I think this coloring is so important. Not because my child is a brilliant artist but because it represents what we all have inside of us, or what we all had inside of us at the age of three.

I’m reading a book called “If You Want to Write – A Book about Art, Independence and Spirit“. It’s not only about writing, but you can take the subject matter and apply it to whatever it is you’re passionate about doing.

One of the first pages spoke very loudly to me. Author, Brenda Ueland, talked about how so many of us have our creativity stifled when we’re children.
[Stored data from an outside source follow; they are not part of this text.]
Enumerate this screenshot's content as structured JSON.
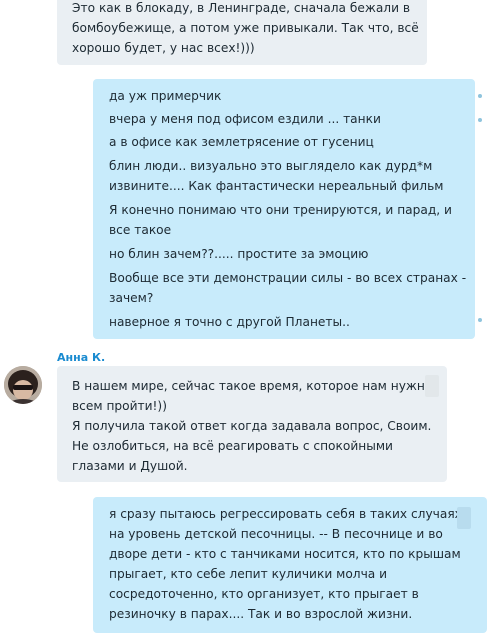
{
  "messages": [
    {
      "direction": "incoming",
      "lines": [
        "Это как в блокаду, в Ленинграде, сначала бежали в",
        "бомбоубежище, а потом уже привыкали. Так что, всё",
        "хорошо будет, у нас всех!)))"
      ]
    },
    {
      "direction": "outgoing",
      "lines": [
        "да уж примерчик",
        "вчера у меня под офисом ездили ... танки",
        "а в офисе как землетрясение от гусениц",
        "блин люди.. визуально это выглядело как дурд*м",
        "извините.... Как фантастически нереальный фильм",
        "Я конечно понимаю что они тренируются, и парад, и",
        "все такое",
        "но блин зачем??.....  простите за эмоцию",
        "Вообще все эти демонстрации силы - во всех странах -",
        "зачем?",
        "наверное я точно с другой Планеты.."
      ]
    },
    {
      "direction": "incoming",
      "sender": "Анна К.",
      "lines": [
        "В нашем мире, сейчас такое время, которое нам нужно",
        "всем пройти!))",
        "Я получила такой ответ когда задавала вопрос, Своим.",
        "Не озлобиться, на всё реагировать с спокойными",
        "глазами и Душой."
      ]
    },
    {
      "direction": "outgoing",
      "lines": [
        "я сразу пытаюсь регрессировать себя в таких случаях",
        "на уровень детской песочницы. -- В песочнице и во",
        "дворе дети - кто с танчиками носится, кто по крышам",
        "прыгает, кто себе лепит куличики молча и",
        "сосредоточенно, кто организует, кто прыгает в",
        "резиночку в парах.... Так и во взрослой жизни."
      ]
    }
  ]
}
I’m paraphrasing here, but she spoke about children in school who put their hearts into a piece of writing in school only to have the teacher mark it up with red pencil telling them why it isn’t good.

Of course teachers have to teach us, but to a certain child, this could tear them up inside and make them not want to put thoughts in words ever again.

Adults have so much power over children that it’s staggering and many of us (not me, I was very encouraged as a child to be creative) had our imaginations locked up when we got too old to be “childish”.

If I told my daughter that her coloring was done wrong because the elephant was green, who knows what that could do to her delicate creative spirit.

I think we should all take a good look at this green elephant and think about what we’re doing because we think it’s the way it has to be done.

We should look at our marketing materials, our websites, our processes, our systems. What are we doing because we’ve been boxed in to think they must be done a particular way?

What would happen if we all took a few minutes a day to look at the world through a three year old’s eyes? What would happen if we used that time to do something in our life or in our business just because – Heaven Forbid – it was fun and made us happy?

What’s your green elephant?

1 Comment »

One Response to “What a green elephant can teach us about creativity”

  1. Darrell Chaisson on 27 Feb 2009 at 8:18 am #

    Great BLOG! My little grand-neice is so brilliant that if an elephant is Green, its green! How tragic that we are all stifled not only as children, but also as adults. Daily we are stifled and the ramifications of it are clear. Feelings of inadequacy, anger, loss of a sense of appreciation and loss of creativity for fear of ridicule are only but a few. Thanks for letting us see the world through the eyes of a child.